Russia may have felt that the adoption of this resolution made up for its embarrassing failure to secure the adoption of a resolution condemning NATO’s armed intervention of 24 March 1999 as a flagrant violation of the UN Charter. It seemed indeed to have every reason to celebrate: Milosevic, the increasingly unmanageable thorn in its flesh, was suddenly out of the picture, but the sovereignty and territorial integrity of Serbia had been safeguarded for good.

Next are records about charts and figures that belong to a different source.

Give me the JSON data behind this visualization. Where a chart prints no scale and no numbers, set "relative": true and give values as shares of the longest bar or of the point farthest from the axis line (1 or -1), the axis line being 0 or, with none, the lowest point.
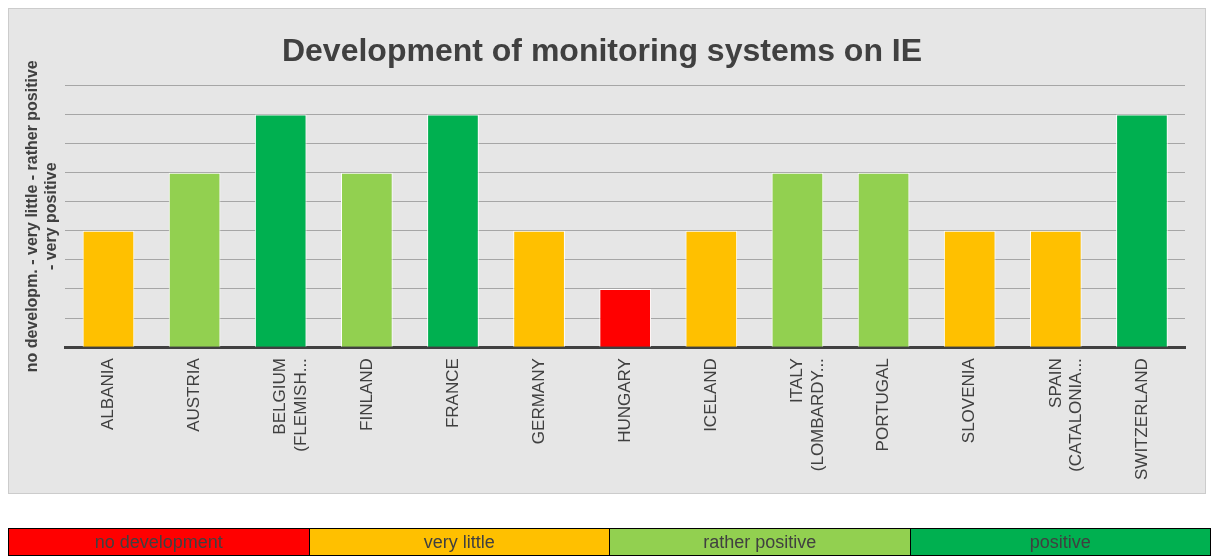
{
  "chart_data": {
    "type": "bar",
    "title": "Development of monitoring systems on IE",
    "ylabel": "no developm. - very little - rather positive - very positive",
    "categories": [
      "ALBANIA",
      "AUSTRIA",
      "BELGIUM (FLEMISH...",
      "FINLAND",
      "FRANCE",
      "GERMANY",
      "HUNGARY",
      "ICELAND",
      "ITALY (LOMBARDY...",
      "PORTUGAL",
      "SLOVENIA",
      "SPAIN (CATALONIA...",
      "SWITZERLAND"
    ],
    "relative": true,
    "stacked": true,
    "grid": "y",
    "legend": "bottom",
    "series": [
      {
        "name": "no development",
        "color": "#ff0000",
        "values": [
          null,
          null,
          null,
          null,
          null,
          null,
          0.25,
          null,
          null,
          null,
          null,
          null,
          null
        ]
      },
      {
        "name": "very little",
        "color": "#ffc000",
        "values": [
          0.5,
          null,
          null,
          null,
          null,
          0.5,
          null,
          0.5,
          null,
          null,
          0.5,
          0.5,
          null
        ]
      },
      {
        "name": "rather positive",
        "color": "#92d050",
        "values": [
          null,
          0.75,
          null,
          0.75,
          null,
          null,
          null,
          null,
          0.75,
          0.75,
          null,
          null,
          null
        ]
      },
      {
        "name": "positive",
        "color": "#00b050",
        "values": [
          null,
          null,
          1,
          null,
          1,
          null,
          null,
          null,
          null,
          null,
          null,
          null,
          1
        ]
      }
    ]
  }
}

Then, on 17 February 2008, Kosovo declared itself independent. In no time more than half the UN Member States had recognised Kosovo as a sovereign State. Unlike the 1990 commitments on the non-expansion of NATO, which – if they ever existed – had never been documented, the commitment of all Member States to the sovereignty and territorial integrity of the Federal Republic of Yugoslavia had been reaffirmed in a Chapter VII resolution of the Security Council.
It stands to reason that around that time in 2008 it occurred to at least some people in Moscow that if the West could disregard Serbia’s sovereignty in order to create an independent Kosovo, Russia was free to disregard Ukraine’s sovereignty in order to return Crimea to Russia.